The Flag Consideration Panel reminded the public today that Thursday 16 July 2015 11:59pm New Zealand time (or 7:59am eastern daylight time, EDT), is the final deadline to suggest a flag design and share values about what is important about New Zealand to consider when reviewing all the designs.
Flag Consideration Panel chair, Professor John Burrows, said the deadline for designs will coincide with ten weeks of public consultation as part of an inclusive, community-driven process to provide as many ways as possible for people to participate in the discussion.
Professor Burrows noted over 5,200 designs had been published and there has been a high engagement with the process online with 700,000 visits so far. Over 6,000 people had visited information stands in busy local community areas including shopping malls, libraries and markets across New Zealand, or had attended a workshop or engagement hui. The road show ends this Sunday with the hui at Te Tii Waitangi Marae from 9am to 1pm.
Professor Burrows said the independent Panel had heard a wide range of views about the flag, from those who like the current flag, those who want an ‘updated’ version (for example “put a kiwi, fern or the letters ‘NZ’ on it”), as well as those who want to consider a different design. He reiterated that the values shared were very important to the Panel who will utilise these values and themes to evaluate the thousands of flag designs suggested as the Panel starts the rigorous process to select the four alternative designs for eligible voters to rank in the first referendum.
“Some of the values that we have heard most often so far include history and heritage, freedom, equality, being a kiwi, independent, culture, environment, tradition, unity and being a Pacific nation.
This is a unique opportunity in our lifetimes and I encourage everyone to take part before 16 July. From there, the Panel will start the next steps in our rigorous process to determine the four alternative flag designs. We will announce a preliminary long list of approximately 50- 75 flag designs by mid-August and the final four alternatives by mid-September,” said Professor Burrows.
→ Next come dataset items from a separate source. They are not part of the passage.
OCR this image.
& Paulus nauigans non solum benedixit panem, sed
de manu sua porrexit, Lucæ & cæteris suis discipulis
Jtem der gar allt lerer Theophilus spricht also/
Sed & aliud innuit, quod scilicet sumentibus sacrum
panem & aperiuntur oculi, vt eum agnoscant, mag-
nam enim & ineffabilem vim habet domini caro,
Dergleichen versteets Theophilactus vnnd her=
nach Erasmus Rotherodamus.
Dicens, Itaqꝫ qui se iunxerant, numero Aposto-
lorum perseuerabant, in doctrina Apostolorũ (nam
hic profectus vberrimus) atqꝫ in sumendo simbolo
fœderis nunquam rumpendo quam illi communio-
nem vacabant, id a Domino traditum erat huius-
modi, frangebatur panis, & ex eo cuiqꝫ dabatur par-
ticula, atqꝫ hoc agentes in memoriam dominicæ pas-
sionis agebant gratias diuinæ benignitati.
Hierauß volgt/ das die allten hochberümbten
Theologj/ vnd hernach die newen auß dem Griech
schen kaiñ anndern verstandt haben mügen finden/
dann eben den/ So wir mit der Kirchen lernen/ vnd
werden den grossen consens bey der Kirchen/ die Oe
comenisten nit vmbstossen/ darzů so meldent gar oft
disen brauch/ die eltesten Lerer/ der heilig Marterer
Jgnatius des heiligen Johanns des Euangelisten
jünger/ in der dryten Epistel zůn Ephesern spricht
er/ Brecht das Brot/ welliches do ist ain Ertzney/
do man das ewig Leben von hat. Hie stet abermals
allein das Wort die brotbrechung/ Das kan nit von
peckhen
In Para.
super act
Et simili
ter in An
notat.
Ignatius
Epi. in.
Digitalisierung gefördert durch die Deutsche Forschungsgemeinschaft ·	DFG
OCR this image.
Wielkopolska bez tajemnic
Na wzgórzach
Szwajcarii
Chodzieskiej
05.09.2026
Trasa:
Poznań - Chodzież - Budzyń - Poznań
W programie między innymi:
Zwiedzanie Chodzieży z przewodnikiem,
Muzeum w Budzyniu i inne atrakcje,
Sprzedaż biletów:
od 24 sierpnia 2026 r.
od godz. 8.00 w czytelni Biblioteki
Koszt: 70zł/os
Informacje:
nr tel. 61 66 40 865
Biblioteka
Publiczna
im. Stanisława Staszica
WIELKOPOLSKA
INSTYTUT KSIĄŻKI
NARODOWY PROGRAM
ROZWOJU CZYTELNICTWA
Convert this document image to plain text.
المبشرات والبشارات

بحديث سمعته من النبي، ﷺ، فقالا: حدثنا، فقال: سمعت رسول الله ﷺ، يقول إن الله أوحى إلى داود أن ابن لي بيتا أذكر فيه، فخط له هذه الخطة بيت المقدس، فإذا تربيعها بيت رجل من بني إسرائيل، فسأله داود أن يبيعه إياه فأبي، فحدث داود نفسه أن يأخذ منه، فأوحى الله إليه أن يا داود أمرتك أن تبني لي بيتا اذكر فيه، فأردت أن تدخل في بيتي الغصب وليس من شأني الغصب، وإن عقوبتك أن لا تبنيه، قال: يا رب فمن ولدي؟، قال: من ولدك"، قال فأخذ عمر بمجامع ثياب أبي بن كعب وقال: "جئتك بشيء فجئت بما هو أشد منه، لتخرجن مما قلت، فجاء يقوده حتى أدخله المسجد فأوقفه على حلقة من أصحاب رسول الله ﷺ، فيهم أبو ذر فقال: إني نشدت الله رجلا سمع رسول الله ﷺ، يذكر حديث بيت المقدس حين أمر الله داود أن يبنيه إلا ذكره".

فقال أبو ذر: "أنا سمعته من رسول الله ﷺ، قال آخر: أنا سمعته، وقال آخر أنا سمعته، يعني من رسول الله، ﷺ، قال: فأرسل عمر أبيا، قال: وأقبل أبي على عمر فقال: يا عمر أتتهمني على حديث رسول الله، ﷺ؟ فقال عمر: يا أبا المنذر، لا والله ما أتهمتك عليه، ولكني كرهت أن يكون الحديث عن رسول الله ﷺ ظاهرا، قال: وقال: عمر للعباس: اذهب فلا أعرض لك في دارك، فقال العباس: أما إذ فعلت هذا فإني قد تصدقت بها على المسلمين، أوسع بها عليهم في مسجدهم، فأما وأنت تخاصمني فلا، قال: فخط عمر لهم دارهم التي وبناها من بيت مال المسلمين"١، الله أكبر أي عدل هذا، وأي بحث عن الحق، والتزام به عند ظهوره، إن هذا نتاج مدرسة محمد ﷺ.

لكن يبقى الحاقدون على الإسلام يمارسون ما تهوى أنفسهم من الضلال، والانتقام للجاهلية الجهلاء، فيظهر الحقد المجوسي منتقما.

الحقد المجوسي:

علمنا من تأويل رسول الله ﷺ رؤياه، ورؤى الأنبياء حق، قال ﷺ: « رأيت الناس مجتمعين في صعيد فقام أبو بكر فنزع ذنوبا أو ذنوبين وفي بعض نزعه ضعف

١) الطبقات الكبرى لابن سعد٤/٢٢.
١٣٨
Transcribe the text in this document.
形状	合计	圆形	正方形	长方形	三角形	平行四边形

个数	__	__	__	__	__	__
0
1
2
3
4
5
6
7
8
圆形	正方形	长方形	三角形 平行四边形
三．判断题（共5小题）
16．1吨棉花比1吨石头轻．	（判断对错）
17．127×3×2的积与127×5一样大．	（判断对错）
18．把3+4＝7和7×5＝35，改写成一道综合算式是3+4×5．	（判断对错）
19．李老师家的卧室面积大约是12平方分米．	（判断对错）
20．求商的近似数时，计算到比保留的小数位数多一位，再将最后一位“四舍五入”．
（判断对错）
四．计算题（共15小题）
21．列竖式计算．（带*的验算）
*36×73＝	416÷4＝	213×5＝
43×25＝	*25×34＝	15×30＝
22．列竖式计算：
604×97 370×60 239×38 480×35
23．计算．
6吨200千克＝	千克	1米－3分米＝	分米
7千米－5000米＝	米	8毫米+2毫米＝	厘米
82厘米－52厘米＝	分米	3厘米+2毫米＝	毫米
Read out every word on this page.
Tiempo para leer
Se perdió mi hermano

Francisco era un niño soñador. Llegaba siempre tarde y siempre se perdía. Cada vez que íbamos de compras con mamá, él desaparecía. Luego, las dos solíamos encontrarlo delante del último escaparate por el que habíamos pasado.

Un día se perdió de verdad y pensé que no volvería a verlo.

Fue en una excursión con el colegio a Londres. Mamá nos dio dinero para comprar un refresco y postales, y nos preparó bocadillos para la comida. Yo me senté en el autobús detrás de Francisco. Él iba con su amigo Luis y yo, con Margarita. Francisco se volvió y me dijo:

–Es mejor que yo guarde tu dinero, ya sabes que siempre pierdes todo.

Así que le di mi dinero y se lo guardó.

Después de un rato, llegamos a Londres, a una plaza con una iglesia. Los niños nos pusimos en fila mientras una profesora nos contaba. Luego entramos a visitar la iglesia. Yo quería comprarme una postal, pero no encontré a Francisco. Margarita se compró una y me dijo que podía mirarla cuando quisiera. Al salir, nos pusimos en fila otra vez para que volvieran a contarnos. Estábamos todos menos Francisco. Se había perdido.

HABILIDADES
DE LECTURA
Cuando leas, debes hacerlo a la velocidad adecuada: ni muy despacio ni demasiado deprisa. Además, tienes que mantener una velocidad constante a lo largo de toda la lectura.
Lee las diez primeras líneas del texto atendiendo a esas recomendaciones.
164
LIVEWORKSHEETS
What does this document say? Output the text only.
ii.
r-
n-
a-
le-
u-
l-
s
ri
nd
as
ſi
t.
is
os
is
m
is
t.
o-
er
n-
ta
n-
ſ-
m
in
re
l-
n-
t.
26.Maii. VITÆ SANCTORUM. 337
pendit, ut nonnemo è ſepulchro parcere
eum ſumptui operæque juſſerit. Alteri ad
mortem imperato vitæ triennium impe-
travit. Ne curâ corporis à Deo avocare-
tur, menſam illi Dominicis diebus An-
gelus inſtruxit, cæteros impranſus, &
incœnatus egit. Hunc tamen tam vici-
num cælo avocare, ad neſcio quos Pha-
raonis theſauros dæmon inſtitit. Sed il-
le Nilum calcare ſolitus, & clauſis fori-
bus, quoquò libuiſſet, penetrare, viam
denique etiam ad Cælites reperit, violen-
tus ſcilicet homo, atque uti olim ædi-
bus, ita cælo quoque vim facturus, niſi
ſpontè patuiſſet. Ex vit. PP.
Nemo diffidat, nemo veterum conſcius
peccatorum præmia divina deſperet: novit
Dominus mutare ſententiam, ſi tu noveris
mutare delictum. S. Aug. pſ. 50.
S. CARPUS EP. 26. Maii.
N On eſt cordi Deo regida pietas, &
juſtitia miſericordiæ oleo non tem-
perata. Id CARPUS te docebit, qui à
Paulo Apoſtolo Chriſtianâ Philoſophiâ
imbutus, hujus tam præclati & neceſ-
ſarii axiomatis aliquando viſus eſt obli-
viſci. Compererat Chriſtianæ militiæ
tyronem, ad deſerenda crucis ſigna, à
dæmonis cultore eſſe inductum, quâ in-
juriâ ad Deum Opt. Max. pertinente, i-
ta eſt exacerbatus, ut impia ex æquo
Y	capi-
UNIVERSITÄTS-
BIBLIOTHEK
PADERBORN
Timeline:• 17 July to mid-August – Design review
The Panel will undertake a rigorous design review process to consider every design. Each design will be reviewed by the twelve Flag Consideration Panel members on an
independent basis using the Flag Design Guidelines and information received in person from the Herald of Arms Extraordinary, the Designer’s Institute of New Zealand and feedback from the road show to make their preliminary decisions.
While final decisions are ultimately the responsibility of the Panel, a number of cultural, vexillology, art and design experts will be invited to provide confidential technical feedback on designs under consideration. These advisors will focus on ensuring that any proposed designs are workable and that there are no impediments in the choice of proposed designs.
• €Mid-August – Announcement of preliminary long list of approx. 50-75 flag designs A preliminary long list will be announced. Each of these flags will then be subject to robust checks and verification, including intensive intellectual property review.
• €Mid-August to mid-September – Final design reviewThe Panel will further refine the criteria and undertake a further assessment process to determine the final four alternative designs selected for eligible voters to rank in the first referendum. These will be announced before mid September 2015.
“I’d like to thank everyone who took the opportunity to learn about the process, among the many, busy commuters at Britomart, those at the Otara market and at the other end of the country, at the famous Bluff Oyster and Food Festival, said Professor Burrows.
“The meetings have provided an opportunity for members of the public to share their views, as well as hear the views of others. The Panel has also heard from many schools who have been exploring what they stand for as individuals, groups, and ultimately as New Zealanders.”
Professor Burrows said that students have been exploring these values through design and discussion and some will even hold their own referendums that replicate the official process.
“Thank you to all the schools who invited us to visit, listen and participate in their discussions about the future of our flag. It was good to see the students of Manurewa East School at an evening workshop in Otahuhu recently, along with their teacher, a great example of all generations sharing their views.
Whether you want the flag to change or not, what unites everyone in this process is that this is the only time in our lives, or even our children’s lives, that we have the chance to discuss, suggest alternatives and then decide the future of our flag,” said Professor Burrows.